Navy Vice Adm. Bobby Ray Inman, the soft-spoken superstar of the U.S. intelligence community, won quick and unanimous approval from the Senate Select Intelligence Committee yesterday as President Reagan's choice to be deputy director of the CIA.
Earlier in the day, the Senate Armed Services Committee endorsed a presidential recommendation for a fourth star for the 49-year-old officer, which will place Inman among the youngest full admirals in Navy history.
Inman, with 28 years in the Navy, much of it as an intelligence officer, has won widespread acclaim within the government as the director of the supersecret National Security Agency (NSA), which he has headed since July 1977.
Inman wanted to stay at the NSA rather than move into the deputy's job at CIA, and he told the Intelligence committee yesterday that he was appearing before it as something of a "draftee." Committee Chairman Barry Goldwater (R-Ariz.) told Inman the he had urged CIA Director William J. Casey to go after him for the No. 2 job because, Goldwater said, he "didn't know a man in the business who was more highly regarded."
Sen Jake Garn (R-Utah) said Inman was "the most direct and forthcoming witness" to come before the committee in recent years and praised the admiral for "never hedging his opinions or worrying about politics." Inman's directness and knowledge are the characteristics that have won him so much praise. The admiral tried to take it in stride yesterday, telling the panel members that "I hope we'll both feel at the end of two years that it was the right choice."
The NSA director presides over some of the nation's most sensitive communications monitoring and code-breaking equipment. But at the CIA the intelligence chores are even broader. Under questioning by the committee yesterday, Inman said he was worried most about the manpower problems in the intelligence community.
For a variety of reasons -- some related to the costs of Vietnam and the expense of equipment -- intelligence manpower levels, particularly the number of experienced analysts, have steadily eroded over the last eight years, Inman said, adding that he hopes for some "redress" despite the federal hiring freeze. He said it was vitally important to have more analysts who understand cultures, religions, politics and economics and who speak languages. There is simply no substitute for that in terms of making sense of the information gathered, he said.
Inman believes there is a "generation gap" in the intelligence community caused by the retirement of officials who joined in the post-World War II era. He said there was a need for keeping specialists in the same job without sacrificing their promotion prospects. The U.S. capability for understanding foreign languages and cultures "is poor and getting worse," he said, as there are fewer Americans who speak a second language at home.

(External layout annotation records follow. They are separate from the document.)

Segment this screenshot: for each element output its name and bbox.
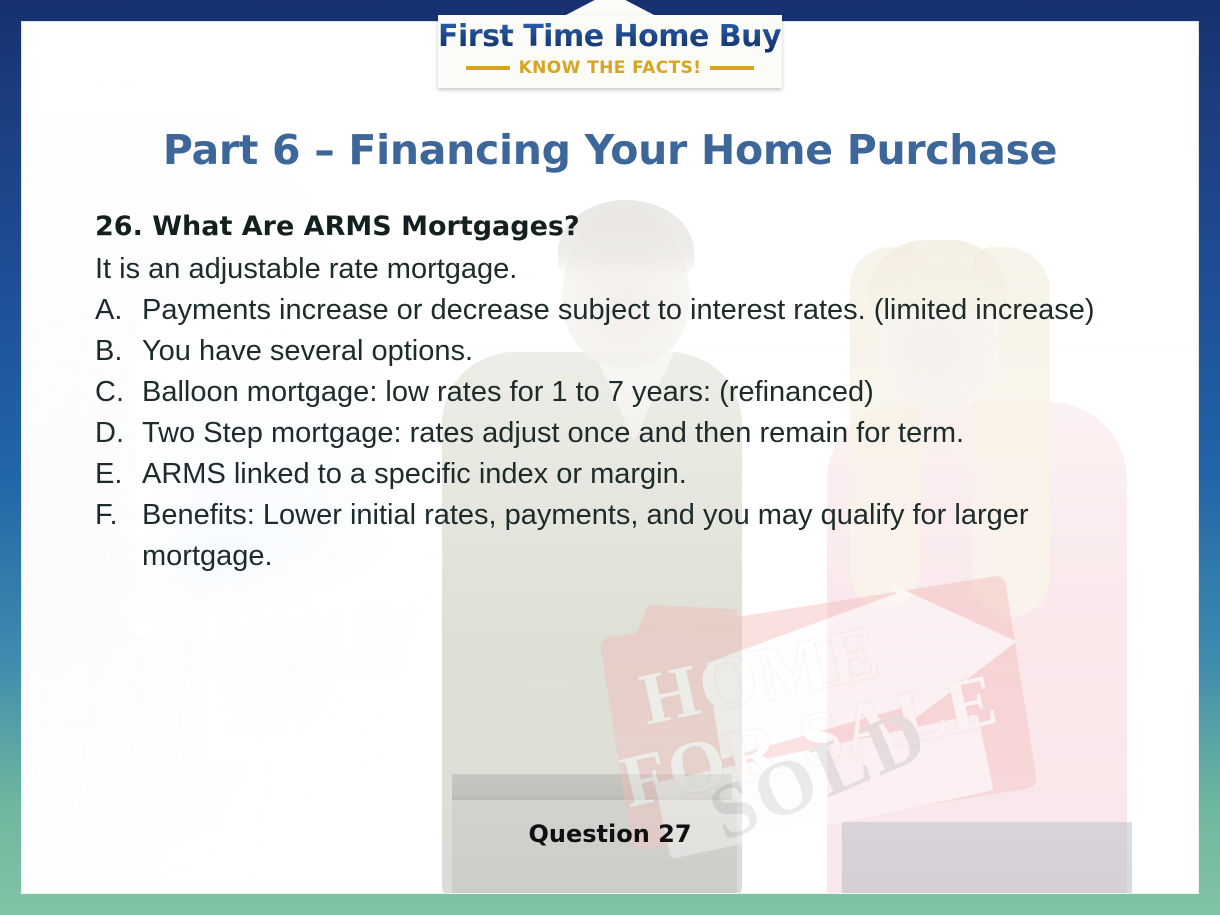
- logo-subtitle-row: KNOW THE FACTS!: [438, 58, 782, 78]
- question-intro: It is an adjustable rate mortgage.: [95, 249, 1155, 289]
- list-item: D. Two Step mortgage: rates adjust once …: [95, 413, 1155, 454]
- question-block: 26. What Are ARMS Mortgages? It is an ad…: [95, 207, 1155, 577]
- answer-marker: B.: [95, 331, 142, 372]
- answer-marker: F.: [95, 495, 142, 536]
- slide-card: HOME FOR SALE SOLD Part 6 – Financing Yo…: [22, 22, 1198, 893]
- answer-text: You have several options.: [142, 331, 1155, 372]
- list-item: C. Balloon mortgage: low rates for 1 to …: [95, 372, 1155, 413]
- logo-subtitle: KNOW THE FACTS!: [519, 58, 702, 78]
- answer-text: Benefits: Lower initial rates, payments,…: [142, 495, 1155, 577]
- list-item: F. Benefits: Lower initial rates, paymen…: [95, 495, 1155, 577]
- question-heading: 26. What Are ARMS Mortgages?: [95, 207, 1155, 247]
- answer-marker: D.: [95, 413, 142, 454]
- answer-text: Two Step mortgage: rates adjust once and…: [142, 413, 1155, 454]
- answer-text: Payments increase or decrease subject to…: [142, 290, 1155, 331]
- list-item: B. You have several options.: [95, 331, 1155, 372]
- dash-left-icon: [466, 66, 510, 70]
- answer-list: A. Payments increase or decrease subject…: [95, 290, 1155, 577]
- answer-text: ARMS linked to a specific index or margi…: [142, 454, 1155, 495]
- slide-frame: HOME FOR SALE SOLD Part 6 – Financing Yo…: [0, 0, 1220, 915]
- list-item: E. ARMS linked to a specific index or ma…: [95, 454, 1155, 495]
- answer-text: Balloon mortgage: low rates for 1 to 7 y…: [142, 372, 1155, 413]
- logo-title: First Time Home Buyer: [438, 19, 782, 54]
- answer-marker: C.: [95, 372, 142, 413]
- next-question-label: Question 27: [22, 820, 1198, 848]
- answer-marker: E.: [95, 454, 142, 495]
- dash-right-icon: [710, 66, 754, 70]
- answer-marker: A.: [95, 290, 142, 331]
- house-roof-icon: [564, 0, 656, 16]
- page-title: Part 6 – Financing Your Home Purchase: [22, 126, 1198, 174]
- list-item: A. Payments increase or decrease subject…: [95, 290, 1155, 331]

Pointing out that there are many young people with the aptitude to learn languages, but that it takes years of training, Inman said one of his jobs will be to improve ties with the academic community. He suggested the intelligence community might have to find ways to recruit and train language students, even if it requires sponsoring programs in universities.
Inman said current U.S. intelligence capabilities are "outstanding" when it came to counting things, such as enemy missiles, by technical means and "very impressive" in terms of providing warning time. But in assessing trends, U.S. agencies do less well. There are areas of the world where problems often develop rapidly and where there is scanty intelligence collection, he said.
Though Washington has a "fairly significant lead" over Moscow on the technical side of data collection, the Soviets apply about three times as much manpower to solving intelligence problems, Inman said. The admiral said the best U.S. intelligence capability is in the military field and that it comes from higher standards forged by competition. Inman said he would "urge strongly" against any move to consolidate intelligence analysis among the various agencies.
In response to a question, Inman said the suggestion, which occasionally surfaces in the press, that the U.S. intelligence community overestimates the Soviet threat to push for higher military budgets is "flatly wrong."
On "rare occasions," he said, intelligence assessments have overestimated Soviet strengths, but on many more occasions, he said, the U.S. estimates have proved to be too conservative.